Proceedings of Perovskite Thin Film Photovoltaics (ABXPV16)
Publication date: 14th December 2015
Hysteretic behavior is one of the characteristic challenges of perovskite solar cells. It is assumed to be a combined effect of bulk defect properties (ion migration) and optimized contact layers. The traditional TiOx planar layer used for standard architectures is more and more believed to be critical for hysteresis-free behavior and needs a high-temperature annealing procedure.
One newly discussed alternative approach is the use of CdS for interlayers as which is also well-known as buffer for Cu(In,Ga)Se2 solar cells. Its energetic band structure suites well with MAPbI3 and it is easily processible at low temperatures by chemical bath deposition (CBD). The process is also proven to be scalable to square meter sizes.

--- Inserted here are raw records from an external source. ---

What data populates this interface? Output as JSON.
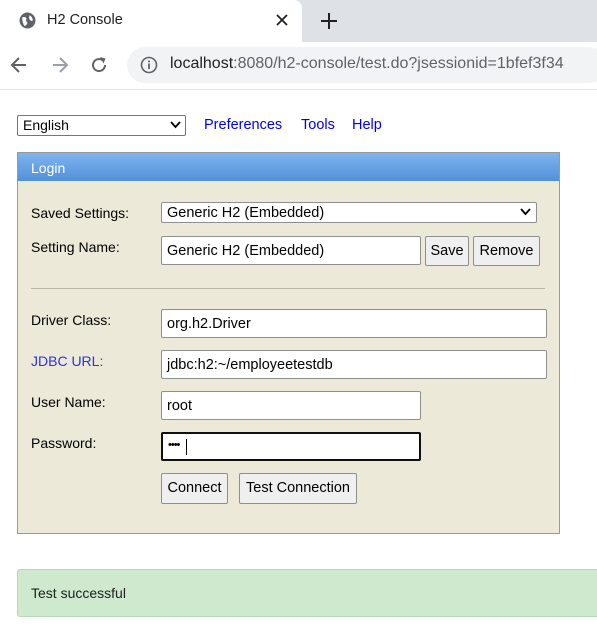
{
  "browser": {
    "tab_title": "H2 Console",
    "url_host": "localhost",
    "url_rest": ":8080/h2-console/test.do?jsessionid=1bfef3f34"
  },
  "topbar": {
    "language": "English",
    "links": [
      "Preferences",
      "Tools",
      "Help"
    ]
  },
  "login": {
    "header": "Login",
    "saved_settings_label": "Saved Settings:",
    "saved_settings_value": "Generic H2 (Embedded)",
    "setting_name_label": "Setting Name:",
    "setting_name_value": "Generic H2 (Embedded)",
    "save_label": "Save",
    "remove_label": "Remove",
    "driver_class_label": "Driver Class:",
    "driver_class_value": "org.h2.Driver",
    "jdbc_url_label": "JDBC URL:",
    "jdbc_url_value": "jdbc:h2:~/employeetestdb",
    "user_name_label": "User Name:",
    "user_name_value": "root",
    "password_label": "Password:",
    "password_value": "••••",
    "connect_label": "Connect",
    "test_connection_label": "Test Connection"
  },
  "status": {
    "message": "Test successful"
  },
  "colors": {
    "panel_bg": "#ece9d8",
    "header_accent": "#5290d9",
    "link": "#0000ee",
    "success_bg": "#cfe9cf"
  }
}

We hence investigate different series of CdS directly on ITO or FTO with different thicknesses and composition, using also ZnS-CdS mixtures. Additionally the combination of CdS with further stacked electron conductive layers (TiOx, PCBM) is surveyed. It shows out that indeed the hysteretic behavior can strongly be improved by the use of CdS interlayers with nearly no hysteresis after an initial light-bias. Hence efficiencies of up to 10 % are achievable by a generally simple and cheap low-temperature process based on CBD and spin-coating.